Goatbreeder fished the tomato chunk out of his wine with his finger. Scagnelli looked over at the scowling woman, hoping she would notice and launch into a fit of apoplexy. But she was griping at her husband, who gave his bobblehead “Yes, dear” nod, a motion so rehearsed it had created wrinkles in his neck.
At last, the CIA duo stood, and Scagnelli hurriedly downed the dregs of his wine. He stood, dug into his wallet, and slipped a ten on the table. He was hurrying around to the front, where the two agents would emerge, when the waiter called to him.
“Sir? Sir?”
Scagnelli frowned, with several diners now watching him. “I left my tab on the table.”
“You left a ten, sir. Our Pinot Grigio is twelve dollars per glass.”
Scagnelli dug into his wallet again. He wanted to shove the five in the kid’s mouth, but instead made a small flourish of sticking the five in his vest pocket. He gave the kid’s red bow tie a tug and said, “Keep the change.”
By the time he got to the entrance, the two agents were gone. Scagnelli didn’t want them to separate. Under ordinary circumstances, he would have preferred to divide and conquer, but the job had to be finished tonight.
He hurried to the parking lot, a dimly lit patch of cracked asphalt that was hidden from the restaurant by high tangled shrubs and a Dumpster enclosure that didn’t smell any fancier than the garbage from a fast-food joint, Pinot Grigio or not. One of the agents was laughing, obviously in a good mood and secure in the belief that here in Chapel Hill, North Carolina, danger didn’t dwell in every shadow and gutter.
Scagnelli kept his head down and marched purposefully in their general direction, but not straight toward them. Goatbreeder was talking about the Tar Heels, the university’s basketball team that had apparently lost in something called “The Sweet Sixteen.”
As Baby bin Laden mimed taking a hook shot, Scagnelli veered toward them and extended a friendly hand in a wave. “Adrianus? Is that you?”
Baby bin Laden froze in mid-motion, awkwardly standing with his arm curved in the air. The Greek turned with narrowed eyes. “Excuse me?”
“It’s me. Dominic Scagnelli. We had that seminar together in the Pentagon.”
“Scagnelli.” Goatbreeder puckered his olive lips, his accent blowing any cover he might have used. “Maybe.”
“Called ‘Decoding the Obvious.’ Remember that fat bastard telling us that if it walks like a duck and quacks like a duck, it’s probably a pigeon?”
Goatbreeder gave an uneasy laugh. “Yes, yes. Now I do. Are you still with the Bureau?”

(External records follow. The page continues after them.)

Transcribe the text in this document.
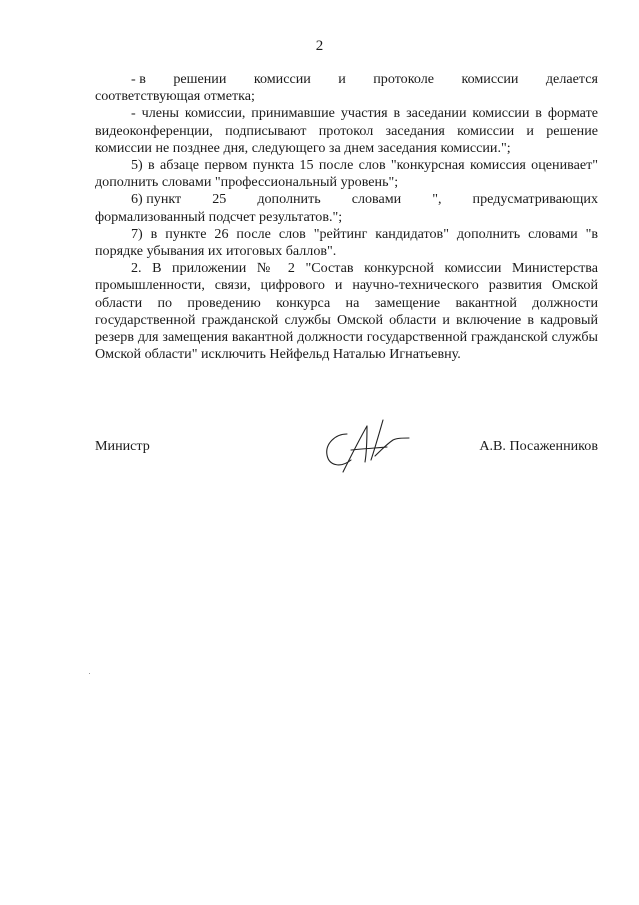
2
- в решении комиссии и протоколе комиссии делается
соответствующая отметка;

- члены комиссии, принимавшие участия в заседании комиссии в формате видеоконференции, подписывают протокол заседания комиссии и решение комиссии не позднее дня, следующего за днем заседания комиссии.";

5) в абзаце первом пункта 15 после слов "конкурсная комиссия оценивает" дополнить словами "профессиональный уровень";

6) пункт 25 дополнить словами ", предусматривающих
формализованный подсчет результатов.";

7) в пункте 26 после слов "рейтинг кандидатов" дополнить словами "в порядке убывания их итоговых баллов".

2. В приложении № 2 "Состав конкурсной комиссии Министерства промышленности, связи, цифрового и научно-технического развития Омской области по проведению конкурса на замещение вакантной должности государственной гражданской службы Омской области и включение в кадровый резерв для замещения вакантной должности государственной гражданской службы Омской области" исключить Нейфельд Наталью Игнатьевну.

Министр	А.В. Посаженников
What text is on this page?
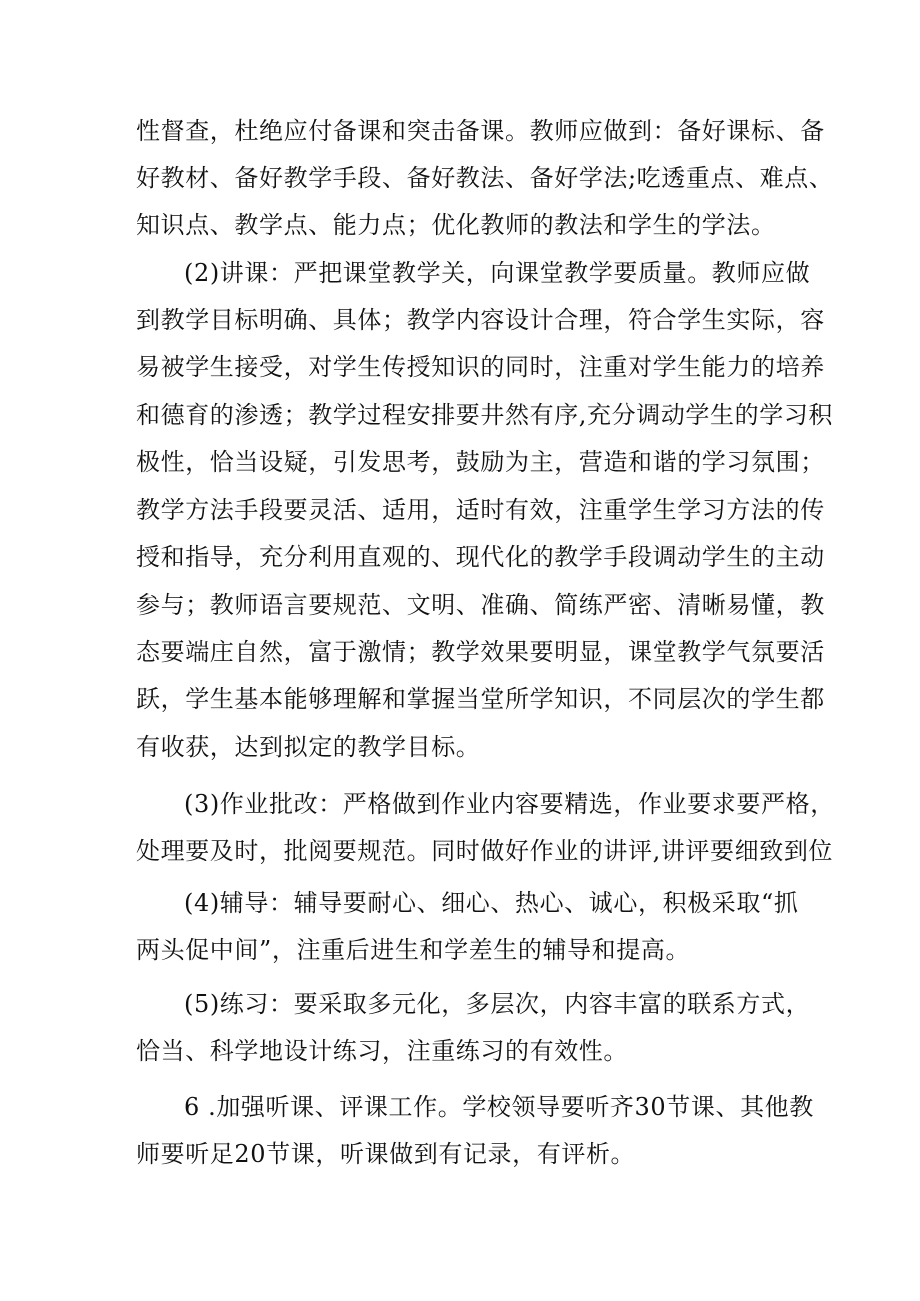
性督查，杜绝应付备课和突击备课。教师应做到：备好课标、备
好教材、备好教学手段、备好教法、备好学法;吃透重点、难点、
知识点、教学点、能力点；优化教师的教法和学生的学法。
(2)讲课：严把课堂教学关，向课堂教学要质量。教师应做
到教学目标明确、具体；教学内容设计合理，符合学生实际，容
易被学生接受，对学生传授知识的同时，注重对学生能力的培养
和德育的渗透；教学过程安排要井然有序,充分调动学生的学习积
极性，恰当设疑，引发思考，鼓励为主，营造和谐的学习氛围；
教学方法手段要灵活、适用，适时有效，注重学生学习方法的传
授和指导，充分利用直观的、现代化的教学手段调动学生的主动
参与；教师语言要规范、文明、准确、简练严密、清晰易懂，教
态要端庄自然，富于激情；教学效果要明显，课堂教学气氛要活
跃，学生基本能够理解和掌握当堂所学知识，不同层次的学生都
有收获，达到拟定的教学目标。
(3)作业批改：严格做到作业内容要精选，作业要求要严格，
处理要及时，批阅要规范。同时做好作业的讲评,讲评要细致到位
(4)辅导：辅导要耐心、细心、热心、诚心，积极采取“抓
两头促中间”，注重后进生和学差生的辅导和提高。
(5)练习：要采取多元化，多层次，内容丰富的联系方式，
恰当、科学地设计练习，注重练习的有效性。
6 .加强听课、评课工作。学校领导要听齐30节课、其他教
师要听足20节课，听课做到有记录，有评析。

“Yeah, you know how it is. This gig, we’re like monks, we’re in for life.” Scagnelli smiled to include Baby bin Laden in their brotherhood of government ineptitude, good guys trying to get through the day in a system that made no sense.
“Who’s your partner?” Scagnelli said.
“Azim.”
They shook hands. Baby bin Laden’s was greasy, probably from the butter rolls. “So, what brings you to Chapel Hill?” Goatbreeder asked, clearly expecting Scagnelli to deliver the kind of lie typical for the profession-visiting an aunt, business conference, medical tests.
“I could tell you, but then I’d have to kill you.”
Neither of them laughed. The joke was too old. Scagnelli continued. “I’m on this thing, some crazy shit. A researcher here is playing with a drug that opens people’s brains like stripping away the layers of an onion, getting down there to the primitive impulses. Sounds like horseshit to me, but you know how the Puzzle Palace gets when they smell a chance at mind control.”
Scagnelli knew he’d breached protocol. Even if they were all on the same case, a good agent never acknowledged that fact. The culture of subterfuge meant they all had to overlook the obvious.
“We’re actually on vacation,” Goatbreeder said.
“Golfing.” Baby bin Laden gave an awkward swing, clearly revealing he’d never held a nine-iron in his life.